Paris: On a day of adieus at the French Open, Maria Sharapova managed to stick around.
Trailing through most of the third set in her toughest test since shoulder surgery, Sharapova pulled out a 6-2, 1-6, 8-6 victory over 11th-seeded Nadia Petrova on Wednesday to reach the third round at Roland Garros, her return to Grand Slam tennis.
"I kind of started stumbling away. Things went in the wrong direction," said Sharapova, who missed the US Open and Australian Open. "I was just glad I could pick myself up and keep fighting."
FRENCH KISS: Russia's Maria Sharapova blows a kiss to the public after defeating compatriot Nadia Petrova.
That she did: Five times, Petrova was one point away from serving for the match. But Sharapova didn't allow her to convert those chances.
"She really showed, even though she has been out for a while, she's willing to compete till the end," Petrova acknowledged.
Sharapova's French Open continues, as does Rafael Nadal's winning streak at Roland Garros — which he extended to a tournament-record 30 matches — but there will be no more trips to the clay-court major for Marat Safin or Fabrice Santoro.
Both are retiring at season's end, and both bowed out Wednesday, albeit in quite contrasting ways, which is fitting, given their polar-opposite styles of play and personalities.
The big-hitting, loud-talking Safin succumbed after a 4½-hour, five-set bit of theater; the spin-mixing, gentlemanly Santoro played all of eight minutes to conclude his loss to Christophe Rochus in a match suspended the night before by darkness.
"My game style was out of date when I arrived on the tour. I got on the tour in the '90s, and my style dated back to the '70s," said Santoro, who tied a French Open record by playing in his 20th French Open. "So when I arrived, I was, you know, 20 years late already."
Safin, meanwhile, entertained as only he can, diving for shots, kicking at the clay in disgust, and gesturing at fans to make even more noise when they got on his case for arguing calls.
The two-time major title winner eventually was beaten by 134th-ranked Josselin Ouanna of France 7-6 (2), 7-6 (4), 4-6, 3-6, 10-8.
"I played terrible," the 20th-seeded Safin said.
He was done as dusk fell, around the time Venus Williams lost the first set of her match against Lucie Safarova. They were told to pack up, because there wasn't enough light.
Winners included No. 3 Andy Murray, No. 7 Gilles Simon — who eliminated Robert Kendrick, making Andy Roddick the only US man left — No. 8 Fernando Verdasco and Lleyton Hewitt, who faces Nadal next.
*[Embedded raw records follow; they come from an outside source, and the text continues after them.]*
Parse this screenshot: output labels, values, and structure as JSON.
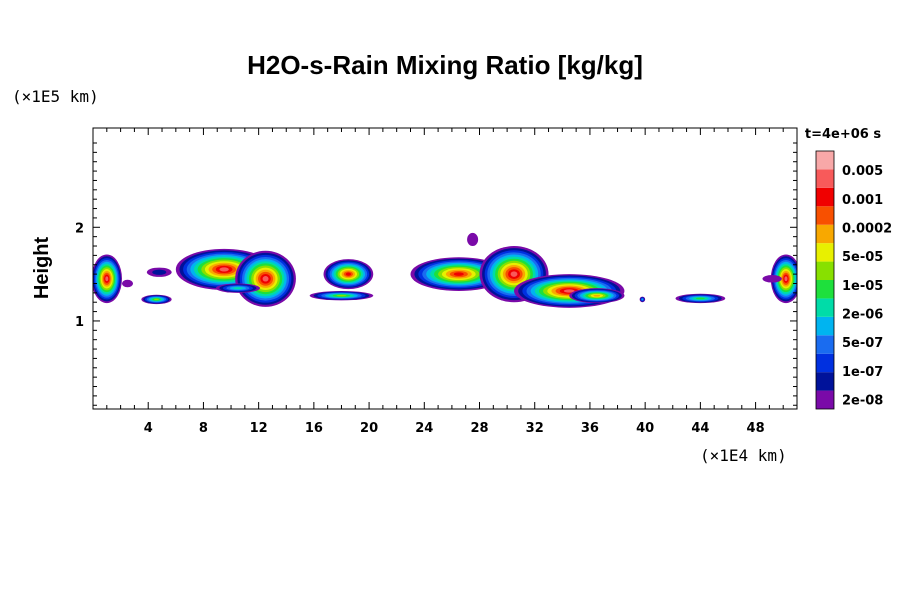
{
  "chart_data": {
    "type": "heatmap",
    "title": "H2O-s-Rain Mixing Ratio [kg/kg]",
    "ylabel": "Height",
    "x_scale_label": "(×1E4 km)",
    "y_scale_label": "(×1E5 km)",
    "time_label": "t=4e+06 s",
    "xlim": [
      0,
      51
    ],
    "ylim": [
      0.06,
      3.06
    ],
    "x_ticks": [
      "4",
      "8",
      "12",
      "16",
      "20",
      "24",
      "28",
      "32",
      "36",
      "40",
      "44",
      "48"
    ],
    "y_ticks": [
      "1",
      "2"
    ],
    "levels": [
      "2e-08",
      "1e-07",
      "5e-07",
      "2e-06",
      "1e-05",
      "5e-05",
      "0.0002",
      "0.001",
      "0.005"
    ],
    "level_colors": [
      "#7a0aa8",
      "#00129a",
      "#0030e0",
      "#1a6cf0",
      "#00b4f0",
      "#00dca8",
      "#1ee03c",
      "#88e000",
      "#e8f000",
      "#f8a800",
      "#f85000",
      "#f00000",
      "#f85a5a",
      "#f8a8a8"
    ],
    "cells": [
      {
        "x": 1.0,
        "y": 1.45,
        "rx": 1.1,
        "ry": 0.26,
        "level": 12
      },
      {
        "x": 2.5,
        "y": 1.4,
        "rx": 0.4,
        "ry": 0.04,
        "level": 0
      },
      {
        "x": 4.8,
        "y": 1.52,
        "rx": 0.9,
        "ry": 0.05,
        "level": 1
      },
      {
        "x": 4.6,
        "y": 1.23,
        "rx": 1.1,
        "ry": 0.05,
        "level": 7
      },
      {
        "x": 9.5,
        "y": 1.55,
        "rx": 3.5,
        "ry": 0.22,
        "level": 12
      },
      {
        "x": 12.5,
        "y": 1.45,
        "rx": 2.2,
        "ry": 0.3,
        "level": 12
      },
      {
        "x": 10.5,
        "y": 1.35,
        "rx": 1.6,
        "ry": 0.05,
        "level": 5
      },
      {
        "x": 18.5,
        "y": 1.5,
        "rx": 1.8,
        "ry": 0.16,
        "level": 11
      },
      {
        "x": 18.0,
        "y": 1.27,
        "rx": 2.3,
        "ry": 0.05,
        "level": 7
      },
      {
        "x": 26.5,
        "y": 1.5,
        "rx": 3.5,
        "ry": 0.18,
        "level": 11
      },
      {
        "x": 30.5,
        "y": 1.5,
        "rx": 2.5,
        "ry": 0.3,
        "level": 12
      },
      {
        "x": 34.5,
        "y": 1.32,
        "rx": 4.0,
        "ry": 0.18,
        "level": 12
      },
      {
        "x": 36.5,
        "y": 1.27,
        "rx": 2.0,
        "ry": 0.08,
        "level": 9
      },
      {
        "x": 27.5,
        "y": 1.87,
        "rx": 0.4,
        "ry": 0.07,
        "level": 0
      },
      {
        "x": 39.8,
        "y": 1.23,
        "rx": 0.2,
        "ry": 0.03,
        "level": 4
      },
      {
        "x": 44.0,
        "y": 1.24,
        "rx": 1.8,
        "ry": 0.05,
        "level": 6
      },
      {
        "x": 50.2,
        "y": 1.45,
        "rx": 1.1,
        "ry": 0.26,
        "level": 12
      },
      {
        "x": 49.2,
        "y": 1.45,
        "rx": 0.7,
        "ry": 0.04,
        "level": 0
      }
    ]
  }
}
Safin's younger sister, No. 1-ranked Dinara Safina, won in straight sets, as did defending champion Ana Ivanovic and 16-year-old Michelle Larcher de Brito of Portugal, who upset No. 15 Zheng Jie of China.
Sharapova had a much longer day's work. But that's OK with her.
The Russian was so disappointed to miss the US Open and Olympics last year, she couldn't bear to watch on TV. By the time the Australian Open came around in January, Sharapova found herself tuning in, then being inspired to head to the gym late at night.
"I know what I'm capable of out there. I know what I've done before. And I know I can do it again and even better," said Sharapova, once ranked No. 1 and now 102nd.
There were moments Wednesday when Sharapova looked as if she'd never been away, pushing Petrova this way and that — particularly while winning the first set's last five games.
There also were moments when Sharapova appeared a step slow — particularly while losing second set's last five games.
So Sharapova found herself playing her second straight three-setter, with rain falling and the temperature in the low 50s. Both women draped towels over their legs during changeovers, and Petrova donned a jacket.
But Sharapova saved six break points in the final set, serving well when absolutely necessary.
"She didn't give me any chance," said Petrova, twice a French Open semifinalist.
When Petrova sent a forehand wide to end the match, Sharapova covered her face with her fists. A moment later, she glanced at the players' guest seats, normally where her father sits. But he isn't at the French Open, because, as Sharapova put it: "After I won my third Grand Slam, he said, 'Look, I like hiking and skiing a lot,' and he kind of wanted to pursue that. So he's currently enjoying his life."
And his daughter is once again enjoying hers. She smiled as she looked up at her coach, Michael Joyce, who traveled back and forth weekly between Los Angeles and Phoenix with Sharapova when she was rehabilitating her shoulder. As Sharapova beamed, Joyce stood and pounded his right fist over his heart.